Gli studenti-atleti, gli allenatori, i membri delle squadre, compresi gli allenatori e il personale amministrativo, e gli amministratori dei dipartimenti di atletica potranno scommettere sugli sport professionistici attraverso canali legali, secondo un annuncio fatto la scorsa settimana dall'organo di governo dello sport universitario. Il piano è stato approvato dai consigli di gestione delle divisioni II e III, nonché dal comitato amministrativo della divisione I.
A tutti gli atleti universitari, nonché alla suddetta squadra e allo staff AD, è attualmente vietato piazzare scommesse su qualsiasi sport, sia esso professionistico o collegiale. Martedì la NCAA ha dichiarato che un'università DI aveva presentato una richiesta di revoca.
Se un'ordinanza viene approvata da una maggioranza inferiore al 75% dei 19 membri del Gabinetto della Divisione I, le scuole membri possono chiederne la revoca ai sensi delle normative DI.
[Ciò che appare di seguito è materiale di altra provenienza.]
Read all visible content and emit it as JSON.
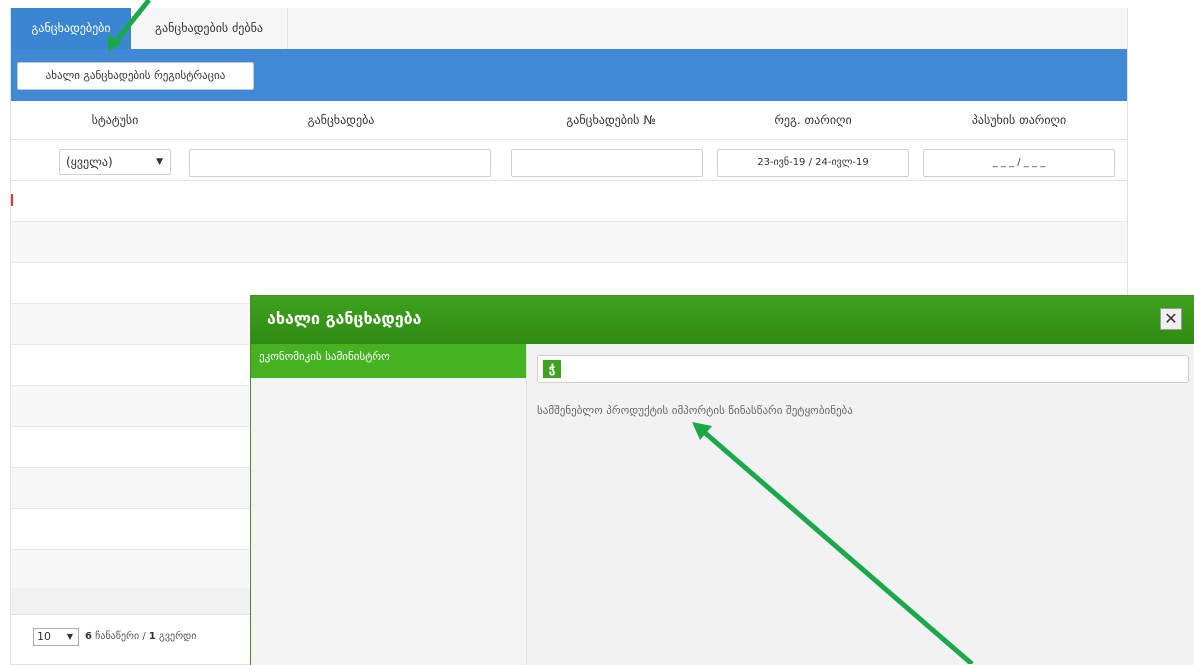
{
  "tabs": [
    {
      "label": "განცხადებები",
      "active": true
    },
    {
      "label": "განცხადების ძებნა",
      "active": false
    }
  ],
  "toolbar": {
    "register_label": "ახალი განცხადების რეგისტრაცია"
  },
  "table": {
    "headers": [
      "სტატუსი",
      "განცხადება",
      "განცხადების №",
      "რეგ. თარიღი",
      "პასუხის თარიღი"
    ],
    "filters": {
      "status": "(ყველა)",
      "application": "",
      "number": "",
      "reg_date": "23-ივნ-19 / 24-ივლ-19",
      "answer_date": "_ _ _ / _ _ _"
    }
  },
  "pagination": {
    "page_size": "10",
    "records_count": "6",
    "records_label": "ჩანაწერი /",
    "pages_count": "1",
    "pages_label": "გვერდი"
  },
  "modal": {
    "title": "ახალი განცხადება",
    "close_icon": "close-icon",
    "sidebar_items": [
      "ეკონომიკის სამინისტრო"
    ],
    "search_value": "",
    "results": [
      "სამშენებლო პროდუქტის იმპორტის წინასწარი შეტყობინება"
    ]
  },
  "colors": {
    "tab_active": "#3b86d2",
    "toolbar": "#4189d4",
    "modal_header": "#3a9a1c",
    "sidebar_active": "#46b222",
    "annotation_arrow": "#1aa84b"
  }
}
L'NBA è stata scossa da un significativo scandalo sul gioco d'azzardo sportivo, motivo per cui si è verificato un ritardo. Secondo le autorità federali, un certo numero di giocatori e allenatori avrebbero preso parte a programmi di scommesse privilegiate in cui i giocatori inscenavano infortuni e lanciavano partite. Si presume che almeno due allenatori abbiano venduto informazioni privilegiate sullo stato degli infortuni degli atleti.
Il commissario della SEC richiede la revoca della decisione
Il commissario della Southeastern Conference è Greg Sankey. Una delle persone più potenti nell'atletica collegiale è il leader della SEC.
Sankey è una delle persone contrarie al fatto che la NCAA consenta agli studenti-atleti di scommettere sugli sport professionistici.
"A nome delle nostre università, scrivo per sollecitare un'azione da parte del Consiglio di amministrazione della Divisione I della NCAA per annullare questo cambiamento e riaffermare l'impegno dell'Associazione a mantenere forti standard nazionali che mantengano i partecipanti universitari separati dalle attività di scommesse sportive a ogni livello. Se ci sono preoccupazioni legali o pratiche sulla politica precedente, queste dovrebbero essere affrontate attraverso un attento perfezionamento, non attraverso la rimozione totale dei guardrail che hanno a lungo sostenuto l'integrità dei giochi e il benessere di coloro che partecipano", ha scritto Sankey.
I sostenitori del cambiamento sostengono che l'attuale regolamento ha posto le istituzioni e la NCAA sotto un inutile carico di sorveglianza. In 24 sport diversi, quasi 1.000 università competono nella NCAA. Più di 540.000 studenti partecipano all'atletica.
L'utilizzo di monitor di terze parti come IC360, Sportradar e Genius Sports è un'operazione enorme e costosa che garantisce che nessuno di loro scommetta su tutti gli sport. Inoltre, queste società di analisi non sono in grado di tenere d'occhio la maggior parte dei bookmaker offshore non regolamentati.
Un altro argomento è che, in generale, gli atleti collegiali hanno poco potere di influenzare l'esito di una partita professionistica. L'obiettivo principale di vietare agli atleti universitari di impegnarsi nelle scommesse sportive è salvaguardare l'integrità dell'atletica collegiale.
Data della nuova implementazione
La NCAA afferma che la nuova legislazione entrerà in vigore sabato 22 novembre, a meno che il Consiglio di amministrazione della divisione I della NCAA non sia d'accordo con Sankey e scelga di revocare l'autorizzazione alle scommesse studente-atleta sugli sport professionistici.
Conferenze come la SEC di Sankey, così come scuole e università, avrebbero comunque l'autorità di vietare ai propri giocatori e membri delle squadre di scommettere sugli sport professionistici se il consiglio dovesse approvare il piano.